It was scary things like that that really made you mindful of safety. A moment’s lapse or shortcut could get you killed. Being young and somewhat stupid, you didn’t think that much about it at the time.
I was starting up a new power plant at the Camp Pendleton Marine Corps Base hospital. An electrician was working at the other end of the boiler building on an open motor control center panel and shorted his fishtape across a 480 volt bus to ground. FLASH!! The whole place lit up with an electric blue light and his fishtape vaporized like a burned-out light bulb filament. I figured I’d find a burning corpse, but somehow he survived without any injury. I still can see the flash and smell the ozone almost 50 years later.
I was working on something inside a box and barely touched 440 but nothing blew off and I didn’t die, the guys said that I probably only got 220 of it.
It was interesting going on the floors of stored materials where you were supposed to have a partner outside keeping track of you because the floors had a nitrogen blanket atmosphere.

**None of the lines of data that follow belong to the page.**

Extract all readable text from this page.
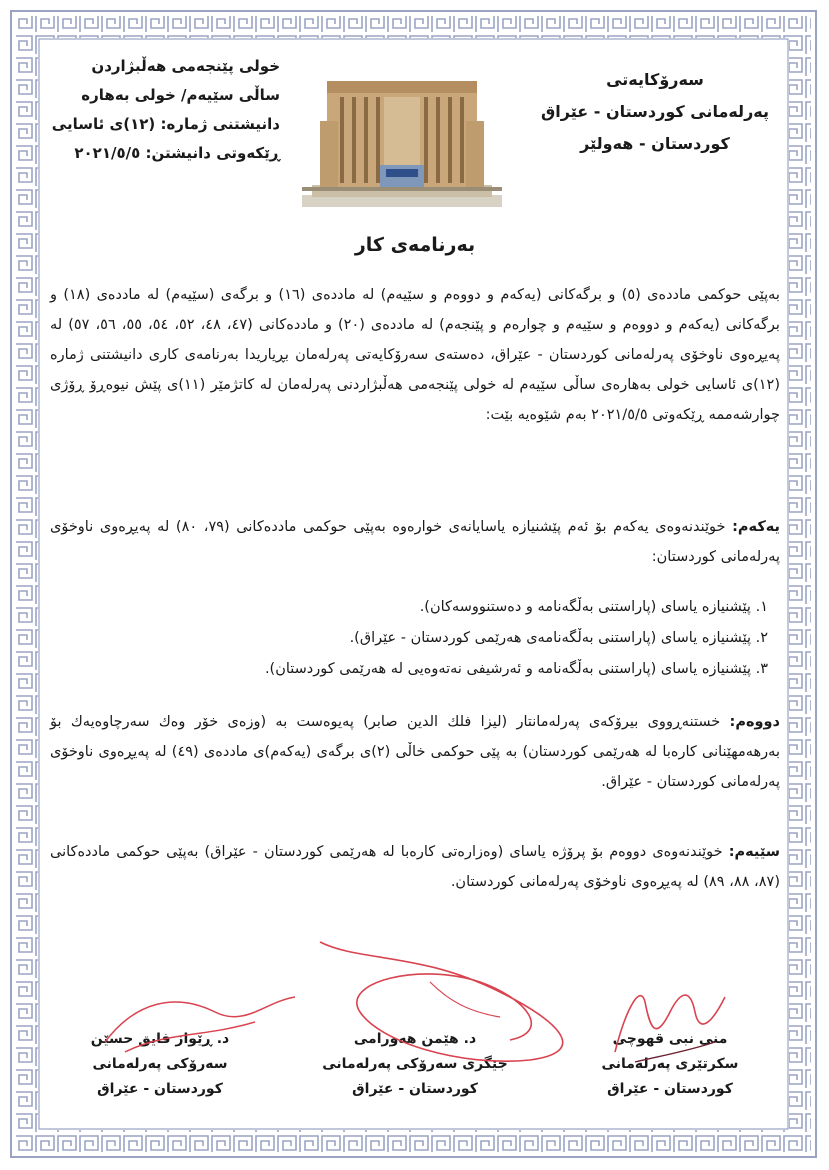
سەرۆکایەتی
پەرلەمانی کوردستان - عێراق
کوردستان - هەولێر
خولی پێنجەمی هەڵبژاردن
ساڵی سێیەم/ خولی بەهارە
دانیشتنی ژمارە: (١٢)ی ئاسایی
ڕێکەوتی دانیشتن: ٢٠٢١/٥/٥
بەرنامەی کار
بەپێی حوکمی ماددەی (٥) و برگەکانی (یەکەم و دووەم و سێیەم) لە ماددەی (١٦) و برگەی (سێیەم) لە ماددەی (١٨) و برگەکانی (یەکەم و دووەم و سێیەم و چوارەم و پێنجەم) لە ماددەی (٢٠) و ماددەکانی (٤٧، ٤٨، ٥٢، ٥٤، ٥٥، ٥٦، ٥٧) لە پەیڕەوی ناوخۆی پەرلەمانی کوردستان - عێراق، دەستەی سەرۆکایەتی پەرلەمان بڕیاریدا بەرنامەی کاری دانیشتنی ژمارە (١٢)ی ئاسایی خولی بەهارەی ساڵی سێیەم لە خولی پێنجەمی هەڵبژاردنی پەرلەمان لە کاتژمێر (١١)ی پێش نیوەڕۆ ڕۆژی چوارشەممە ڕێکەوتی ٢٠٢١/٥/٥ بەم شێوەیە بێت:
یەکەم: خوێندنەوەی یەکەم بۆ ئەم پێشنیازە یاسایانەی خوارەوە بەپێی حوکمی ماددەکانی (٧٩، ٨٠) لە پەیڕەوی ناوخۆی پەرلەمانی کوردستان:
١. پێشنیازە یاسای (پاراستنی بەڵگەنامە و دەستنووسەکان).
٢. پێشنیازە یاسای (پاراستنی بەڵگەنامەی هەرێمی کوردستان - عێراق).
٣. پێشنیازە یاسای (پاراستنی بەڵگەنامە و ئەرشیفی نەتەوەیی لە هەرێمی کوردستان).
دووەم: خستنەڕووی بیرۆکەی پەرلەمانتار (لیزا فلك الدین صابر) پەیوەست بە (وزەی خۆر وەك سەرچاوەیەك بۆ بەرهەمهێنانی کارەبا لە هەرێمی کوردستان) بە پێی حوکمی خاڵی (٢)ی برگەی (یەکەم)ی ماددەی (٤٩) لە پەیڕەوی ناوخۆی پەرلەمانی کوردستان - عێراق.
سێیەم: خوێندنەوەی دووەم بۆ پرۆژە یاسای (وەزارەتی کارەبا لە هەرێمی کوردستان - عێراق) بەپێی حوکمی ماددەکانی (٨٧، ٨٨، ٨٩) لە پەیڕەوی ناوخۆی پەرلەمانی کوردستان.
منى نبى قهوچى
سکرتێری پەرلەمانی
کوردستان - عێراق
د. هێمن هەورامی
جێگری سەرۆکی پەرلەمانی
کوردستان - عێراق
د. ڕێواز فایق حسێن
سەرۆکی پەرلەمانی
کوردستان - عێراق
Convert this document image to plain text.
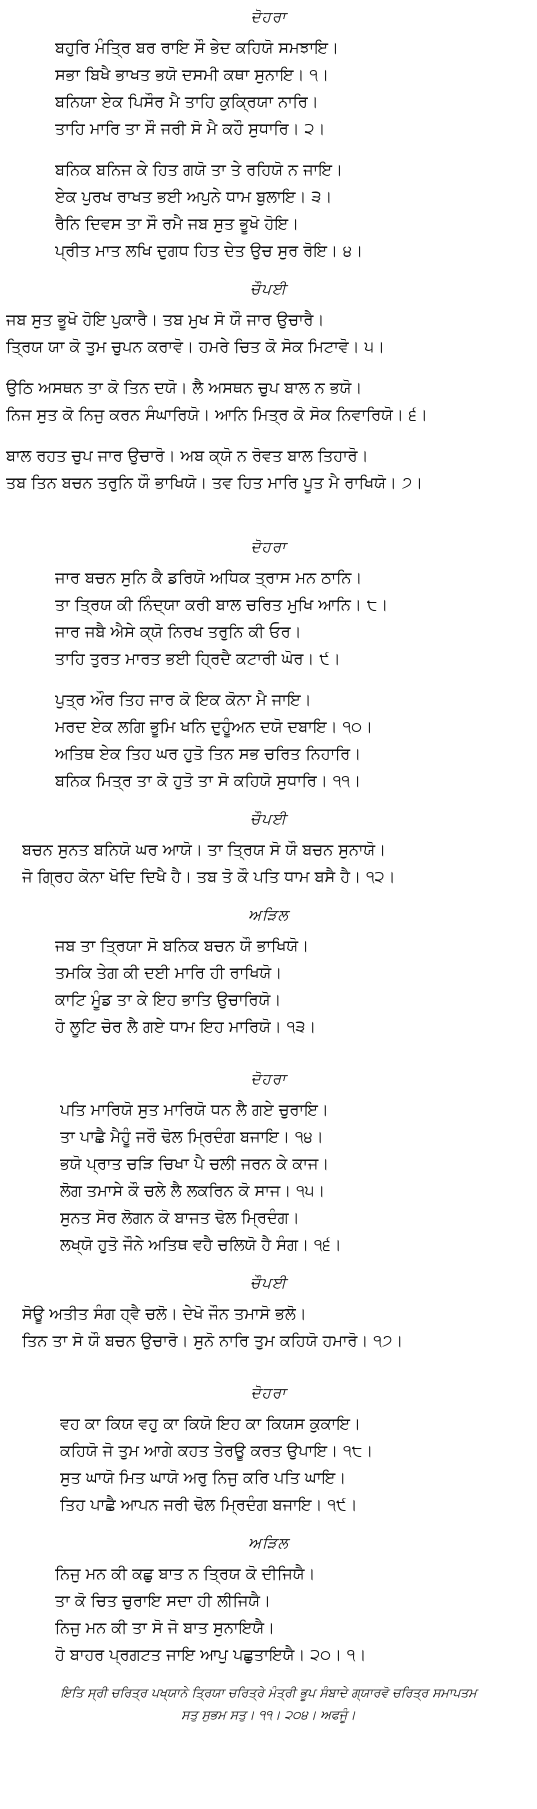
ਦੋਹਰਾ
ਬਹੁਰਿ ਮੰਤ੍ਰਿ ਬਰ ਰਾਇ ਸੌ ਭੇਦ ਕਹਿਯੋ ਸਮਝਾਇ।
ਸਭਾ ਬਿਖੈ ਭਾਖਤ ਭਯੋ ਦਸਮੀ ਕਥਾ ਸੁਨਾਇ। ੧।
ਬਨਿਯਾ ਏਕ ਪਿਸੌਰ ਮੈ ਤਾਹਿ ਕੁਕ੍ਰਿਯਾ ਨਾਰਿ।
ਤਾਹਿ ਮਾਰਿ ਤਾ ਸੌ ਜਰੀ ਸੋ ਮੈ ਕਹੌ ਸੁਧਾਰਿ। ੨।
ਬਨਿਕ ਬਨਿਜ ਕੇ ਹਿਤ ਗਯੋ ਤਾ ਤੇ ਰਹਿਯੋ ਨ ਜਾਇ।
ਏਕ ਪੁਰਖ ਰਾਖਤ ਭਈ ਅਪੁਨੇ ਧਾਮ ਬੁਲਾਇ। ੩।
ਰੈਨਿ ਦਿਵਸ ਤਾ ਸੌ ਰਮੈ ਜਬ ਸੁਤ ਭੂਖੋ ਹੋਇ।
ਪ੍ਰੀਤ ਮਾਤ ਲਖਿ ਦੁਗਧ ਹਿਤ ਦੇਤ ਉਚ ਸੁਰ ਰੋਇ। ੪।
ਚੌਪਈ
ਜਬ ਸੁਤ ਭੂਖੋ ਹੋਇ ਪੁਕਾਰੈ। ਤਬ ਮੁਖ ਸੋ ਯੌ ਜਾਰ ਉਚਾਰੈ।
ਤ੍ਰਿਯ ਯਾ ਕੋ ਤੁਮ ਚੁਪਨ ਕਰਾਵੋ। ਹਮਰੇ ਚਿਤ ਕੋ ਸੋਕ ਮਿਟਾਵੋ। ੫।
ਉਠਿ ਅਸਥਨ ਤਾ ਕੋ ਤਿਨ ਦਯੋ। ਲੈ ਅਸਥਨ ਚੁਪ ਬਾਲ ਨ ਭਯੋ।
ਨਿਜ ਸੁਤ ਕੋ ਨਿਜੁ ਕਰਨ ਸੰਘਾਰਿਯੋ। ਆਨਿ ਮਿਤ੍ਰ ਕੋ ਸੋਕ ਨਿਵਾਰਿਯੋ। ੬।
ਬਾਲ ਰਹਤ ਚੁਪ ਜਾਰ ਉਚਾਰੋ। ਅਬ ਕ੍ਯੋ ਨ ਰੋਵਤ ਬਾਲ ਤਿਹਾਰੋ।
ਤਬ ਤਿਨ ਬਚਨ ਤਰੁਨਿ ਯੌ ਭਾਖਿਯੋ। ਤਵ ਹਿਤ ਮਾਰਿ ਪੂਤ ਮੈ ਰਾਖਿਯੋ। ੭।
ਦੋਹਰਾ
ਜਾਰ ਬਚਨ ਸੁਨਿ ਕੈ ਡਰਿਯੋ ਅਧਿਕ ਤ੍ਰਾਸ ਮਨ ਠਾਨਿ।
ਤਾ ਤ੍ਰਿਯ ਕੀ ਨਿੰਦ੍ਯਾ ਕਰੀ ਬਾਲ ਚਰਿਤ ਮੁਖਿ ਆਨਿ। ੮।
ਜਾਰ ਜਬੈ ਐਸੇ ਕ੍ਯੋ ਨਿਰਖ ਤਰੁਨਿ ਕੀ ਓਰ।
ਤਾਹਿ ਤੁਰਤ ਮਾਰਤ ਭਈ ਹ੍ਰਿਦੈ ਕਟਾਰੀ ਘੋਰ। ੯।
ਪੁਤ੍ਰ ਔਰ ਤਿਹ ਜਾਰ ਕੋ ਇਕ ਕੋਨਾ ਮੈ ਜਾਇ।
ਮਰਦ ਏਕ ਲਗਿ ਭੂਮਿ ਖਨਿ ਦੁਹੂੰਅਨ ਦਯੋ ਦਬਾਇ। ੧੦।
ਅਤਿਥ ਏਕ ਤਿਹ ਘਰ ਹੁਤੋ ਤਿਨ ਸਭ ਚਰਿਤ ਨਿਹਾਰਿ।
ਬਨਿਕ ਮਿਤ੍ਰ ਤਾ ਕੋ ਹੁਤੋ ਤਾ ਸੋ ਕਹਿਯੋ ਸੁਧਾਰਿ। ੧੧।
ਚੌਪਈ
ਬਚਨ ਸੁਨਤ ਬਨਿਯੋ ਘਰ ਆਯੋ। ਤਾ ਤ੍ਰਿਯ ਸੋ ਯੌ ਬਚਨ ਸੁਨਾਯੋ।
ਜੋ ਗ੍ਰਿਹ ਕੋਨਾ ਖੋਦਿ ਦਿਖੈ ਹੈ। ਤਬ ਤੋ ਕੌ ਪਤਿ ਧਾਮ ਬਸੈ ਹੈ। ੧੨।
ਅੜਿਲ
ਜਬ ਤਾ ਤ੍ਰਿਯਾ ਸੋ ਬਨਿਕ ਬਚਨ ਯੌ ਭਾਖਿਯੋ।
ਤਮਕਿ ਤੇਗ ਕੀ ਦਈ ਮਾਰਿ ਹੀ ਰਾਖਿਯੋ।
ਕਾਟਿ ਮੂੰਡ ਤਾ ਕੇ ਇਹ ਭਾਤਿ ਉਚਾਰਿਯੋ।
ਹੋ ਲੂਟਿ ਚੋਰ ਲੈ ਗਏ ਧਾਮ ਇਹ ਮਾਰਿਯੋ। ੧੩।
ਦੋਹਰਾ
ਪਤਿ ਮਾਰਿਯੋ ਸੁਤ ਮਾਰਿਯੋ ਧਨ ਲੈ ਗਏ ਚੁਰਾਇ।
ਤਾ ਪਾਛੈ ਮੈਹੂੰ ਜਰੌ ਢੋਲ ਮ੍ਰਿਦੰਗ ਬਜਾਇ। ੧੪।
ਭਯੋ ਪ੍ਰਾਤ ਚੜਿ ਚਿਖਾ ਪੈ ਚਲੀ ਜਰਨ ਕੇ ਕਾਜ।
ਲੋਗ ਤਮਾਸੇ ਕੌ ਚਲੇ ਲੈ ਲਕਰਿਨ ਕੋ ਸਾਜ। ੧੫।
ਸੁਨਤ ਸੋਰ ਲੋਗਨ ਕੋ ਬਾਜਤ ਢੋਲ ਮ੍ਰਿਦੰਗ।
ਲਖ੍ਯੋ ਹੁਤੋ ਜੌਨੇ ਅਤਿਥ ਵਹੈ ਚਲਿਯੋ ਹੈ ਸੰਗ। ੧੬।
ਚੌਪਈ
ਸੋਊ ਅਤੀਤ ਸੰਗ ਹ੍ਵੈ ਚਲੋ। ਦੇਖੋ ਜੌਨ ਤਮਾਸੋ ਭਲੋ।
ਤਿਨ ਤਾ ਸੋ ਯੌ ਬਚਨ ਉਚਾਰੋ। ਸੁਨੋ ਨਾਰਿ ਤੁਮ ਕਹਿਯੋ ਹਮਾਰੋ। ੧੭।
ਦੋਹਰਾ
ਵਹ ਕਾ ਕਿਯ ਵਹੁ ਕਾ ਕਿਯੋ ਇਹ ਕਾ ਕਿਯਸ ਕੁਕਾਇ।
ਕਹਿਯੋ ਜੋ ਤੁਮ ਆਗੇ ਕਹਤ ਤੇਰਊ ਕਰਤ ਉਪਾਇ। ੧੮।
ਸੁਤ ਘਾਯੋ ਮਿਤ ਘਾਯੋ ਅਰੁ ਨਿਜੁ ਕਰਿ ਪਤਿ ਘਾਇ।
ਤਿਹ ਪਾਛੈ ਆਪਨ ਜਰੀ ਢੋਲ ਮ੍ਰਿਦੰਗ ਬਜਾਇ। ੧੯।
ਅੜਿਲ
ਨਿਜੁ ਮਨ ਕੀ ਕਛੁ ਬਾਤ ਨ ਤ੍ਰਿਯ ਕੋ ਦੀਜਿਯੈ।
ਤਾ ਕੋ ਚਿਤ ਚੁਰਾਇ ਸਦਾ ਹੀ ਲੀਜਿਯੈ।
ਨਿਜੁ ਮਨ ਕੀ ਤਾ ਸੋ ਜੋ ਬਾਤ ਸੁਨਾਇਯੈ।
ਹੋ ਬਾਹਰ ਪ੍ਰਗਟਤ ਜਾਇ ਆਪੁ ਪਛੁਤਾਇਯੈ। ੨੦। ੧।
ਇਤਿ ਸ੍ਰੀ ਚਰਿਤ੍ਰ ਪਖ੍ਯਾਨੇ ਤ੍ਰਿਯਾ ਚਰਿਤ੍ਰੇ ਮੰਤ੍ਰੀ ਭੂਪ ਸੰਬਾਦੇ ਗ੍ਯਾਰਵੋ ਚਰਿਤ੍ਰ ਸਮਾਪਤਮ
ਸਤੁ ਸੁਭਮ ਸਤੁ। ੧੧। ੨੦੪। ਅਫਜੂੰ।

Speaking of high voltage, BPA is putting in a new transformer substation near my home. The project has been on again, off again due to supply chain problems, particularly for the big components. Now the parts have arrived and being put in place with cranes. The whole affair looks otherworldly — nothing like traditional substations. The big towers and insulators keeping the three phases separate (I guess) look straight out of Tesla’s lab. And everything is sort of a silvery grey like you’d imagine a UFO to be. I’d take pictures but they have security cameras all over and would think I was a “terrist” or something
In this article I wonder if the older guy has dementia. Not trying to excuse him by any means but the lapses sure sound like it, especially if this kind of thing was not characteristic of him in earlier years.